Today we’re off to Scotland to visit with Pat Colston.
We live in Perthshire, around 12 miles from the east coast of Scotland at an elevation of 143m. Our cottage is around 140 years old, and the garden would originally have been used only to grow vegetables and fruit.
(Editor’s note: I have added USDA hardiness zones to the plants, but be aware that Scotland’s climate is so different from that of the United States that hardiness zones don’t necessarily translate.)
Yucca gloriosa (Zones 7–11) with Kniphofia ‘Incandesce’
A wider view of part of the garden shows a cercidiphyllum tree (Cercidiphyllum japonicum, Zones 4–8), a tall silver birch (Betula pendula, Zones 2–7), one of five cordylines (Cordyline australis, Zones 8–10), Pittosporum shrubs, golden philadelphus (Phyladelphus coronarius ‘Aureus’, Zones 4–8), and Physocarpus ‘Diablo’ (Zones 2–8).
In this photo are cordylines, Phormium tenax (Zones 8–10), which always flowers well, and a large stand of bamboo, which has to be watched carefully because it really wants to spread throughout the whole garden! We have dug a trench around it and regularly cut any shoots that are trying to cross the trench. Many people are surprised that plants like cordylines and bamboo can survive in Scotland, and one passerby even asked if we got coconuts on our palm trees! I wish.

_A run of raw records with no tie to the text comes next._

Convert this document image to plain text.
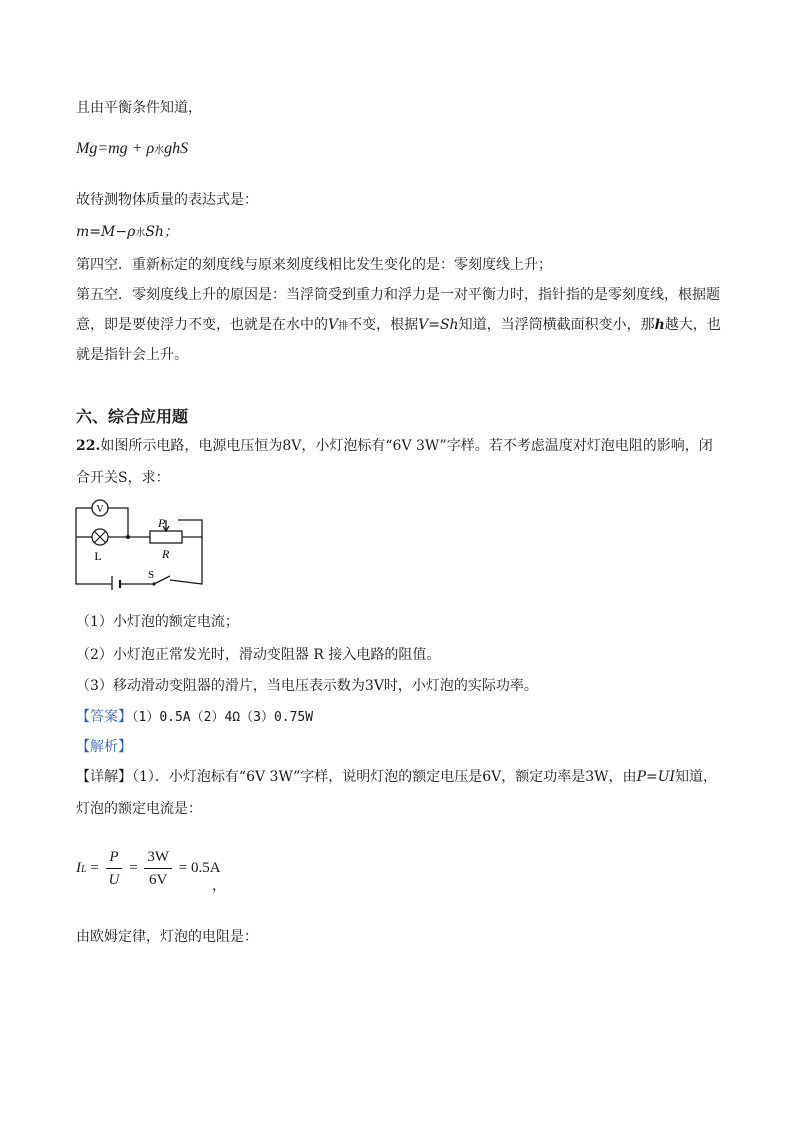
且由平衡条件知道，
Mg=mg + ρ水ghS
故待测物体质量的表达式是：
m=M−ρ水Sh；
第四空．重新标定的刻度线与原来刻度线相比发生变化的是：零刻度线上升；
第五空．零刻度线上升的原因是：当浮筒受到重力和浮力是一对平衡力时，指针指的是零刻度线，根据题
意，即是要使浮力不变，也就是在水中的V排不变，根据V=Sh知道，当浮筒横截面积变小，那h越大，也
就是指针会上升。
六、综合应用题
22.如图所示电路，电源电压恒为8V，小灯泡标有“6V 3W”字样。若不考虑温度对灯泡电阻的影响，闭
合开关S，求：
V
L
P
R
S
（1）小灯泡的额定电流；
（2）小灯泡正常发光时，滑动变阻器 R 接入电路的阻值。
（3）移动滑动变阻器的滑片，当电压表示数为3V时，小灯泡的实际功率。
【答案】（1）0.5A（2）4Ω（3）0.75W
【解析】
【详解】（1）．小灯泡标有“6V 3W”字样，说明灯泡的额定电压是6V，额定功率是3W，由P=UI知道，
灯泡的额定电流是：
IL = $\frac{P}{U} = \frac{3W}{6V} = 0.5A$
，
由欧姆定律，灯泡的电阻是：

This long herbaceous bed is filled with, among other things, red monarda (Monarda didyma, Zones 4–9), blue delphinium (Delphinium elatum, Zones 3–7), yellow anthemis (Anthemis tinctoria, Zones 6–8), pink sidalcea (Sidalcea malviflora, Zones 5–9), spiky yellow Centaurea macrocephala (Zones 3–8), phlox (Phlox paniculata, Zones 4–8), Geranium psilostemon (Zones 5–7), and a large Fatsia japonica (Zones 7–10) at the end of the bed.
Here are an orange azalea (Rhododendron hybrid, Zones 6–10), behind it an old plum tree that still crops well, a Physocarpus ‘Dart’s Gold’, and a large Japanese maple (Acer palmatum, Zones 5–9) that needs a hard trim every year.
Agapanthus (African lily, Zones 7–10) and the highly scented lily ‘Dutch Red’
Bright orange Helianthemum (Zones 4–9)
I hope you enjoyed seeing something different, and I send best wishes from Scotland.